Employer Contribution Tax Credit to Home Savings Accounts for Employees 

March 19, 2026

Colorado offers a unique state income tax credit specifically for employers that helps their workers save toward buying a home. This opportunity is another tool employers can use for recruitment and retention. Employers may claim this credit for contributions they make to their employees’ qualifying home savings accounts. This tax credit is available to Colorado employers through 2026. 

This credit was created by Colorado House Bill 23-1189, “Employer Assistance for Home Purchase Tax Credit,” It operates similarly to credits already available for some college-savings contributions between employers and employees. 

Who Can Offer These Accounts? 

Any employer with one or more employees in Colorado can establish one or more qualifying home savings accounts for their employees.

What Can Employees Use the Funds For?

Employees may use funds deposited into their accounts for eligible expenses in connection with their purchase of a primary residence, including:  

  • Any down payment costs 
  • Any closing costs included in a real estate settlement statement (appraisal fees, mortgage origination fees, inspection fees, etc.). 

Income Tax Credit for Participating Employers: 

The structure of the credit is straightforward, but has important limitations for employers to understand. 

  • The State of Colorado will give businesses a small tax break equal to 5% of the money they chip in to help employees buy a home, as long as the contribution meets the program’s rules.
  • There is a per-employee cap – the credit is limited to $5,000 per employee per year. 
  • There is an employer cap – no employer can claim more than $500,000 of this credit in a single tax year. 
  •  If employment ends before the funds are used, the unused employer contribution is forfeited back to the employer, while the employee remains entitled to their own contributions plus earnings. 

Key Information for Employees: 

The program is designed so that employees benefit both from the employer contribution and from favorable state-tax treatment when they use the money to buy a home.

  • Employee payroll contributions: Employees can authorize the employer to withhold a set amount of their wages and add it to the designated home-purchase savings account, alongside the employer’s contributions. 
  • State income subtraction: For tax years 2024-2026, an employee can subtract the employer contribution from federal taxable income when calculating Colorado taxable income, effectively excluding that amount from state tax when the conditions are met. 

Benefits to Employers

Housing affordability is a central concern for many Colorado workers, particularly in metro areas where high rents and down-payment hurdles can derail long-term financial plans. For employers, this credit converts part of a housing assistance program into a recruitment and retention tool and a state tax credit. 

Key Reasons to Offer Home Savings Accounts: 

  • Talent attraction: Offering structured down-payment help differentiates you from competitors
  • Retention: Because employer funds may be forfeited if the employee leaves before using them, the program can incentivize longer tenure. 
  • Tax efficiency: The 5% state credit directly reduces your Colorado income tax liability (subject to the annual caps), effectively discounting the cost of the benefit. 
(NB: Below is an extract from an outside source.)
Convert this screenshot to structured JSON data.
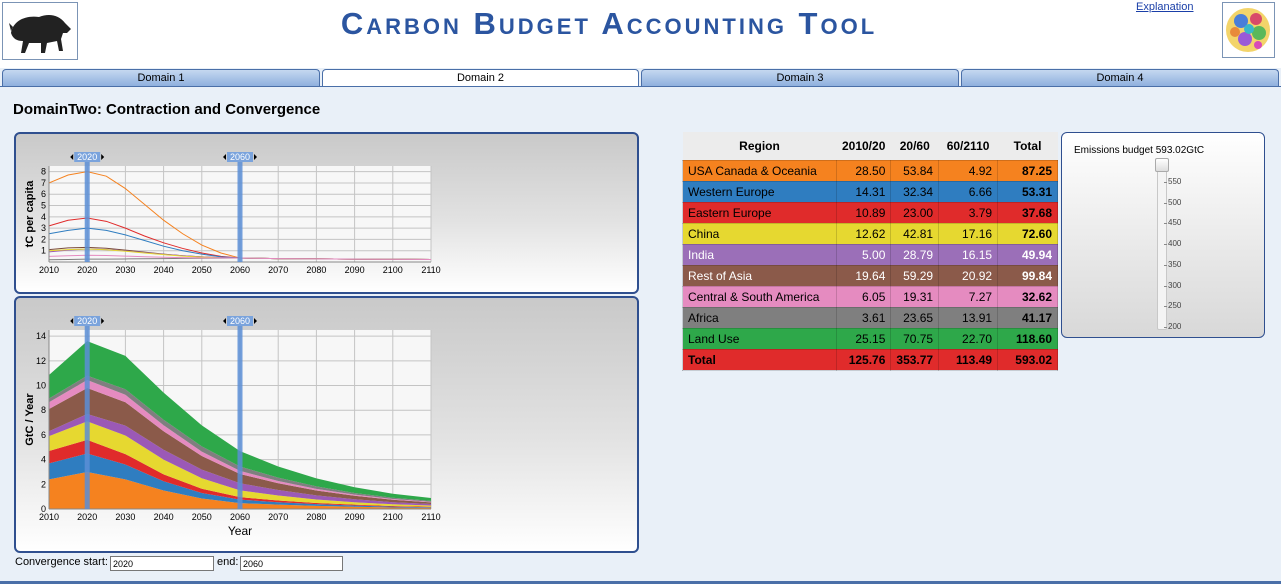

For employees, framing this as a “first-home accelerator” benefit can be powerful to build employee savings and employer-supported funds that make closing on a home more attainable. Make sure they know the savings they have earned can be used after 2026. The only thing that expires in 2026 is the ability for the employer to earn the credit.

Design Tips for a Practical Employer Program

Implementing a home savings benefit requires coordination across HR, payroll, and tax advisors. The mechanics can be modeled on other payroll-deduction benefits already administered by employers. 

Consider the following design choices: 

  • Eligibility: Decide whether to limit the benefit to full-time employees, those with a minimum service period, or those below certain income thresholds. 
  • Employer contribution formula: Choose a fixed dollar amount per year, a percentage match on employee contributions, or a tiered structure based on tenure. 
  • Vesting and forfeiture: Align forfeiture rules with your workplace culture and legal requirements so that employees clearly understand when employer funds may be lost. 
  • Communication: Provide simple, written explanations about how the account works, what counts as eligible expenses, and how the tax treatment works at both the employer and employee level, consistent with state guidance. 

Colorado’s employer contribution to home savings accounts credit gives you as the employer a benefit that can support employees’ access to affordable and attainable housing. Additional information, considerations, and eligibility are outlined in the Colorado Department or Revenue instructions.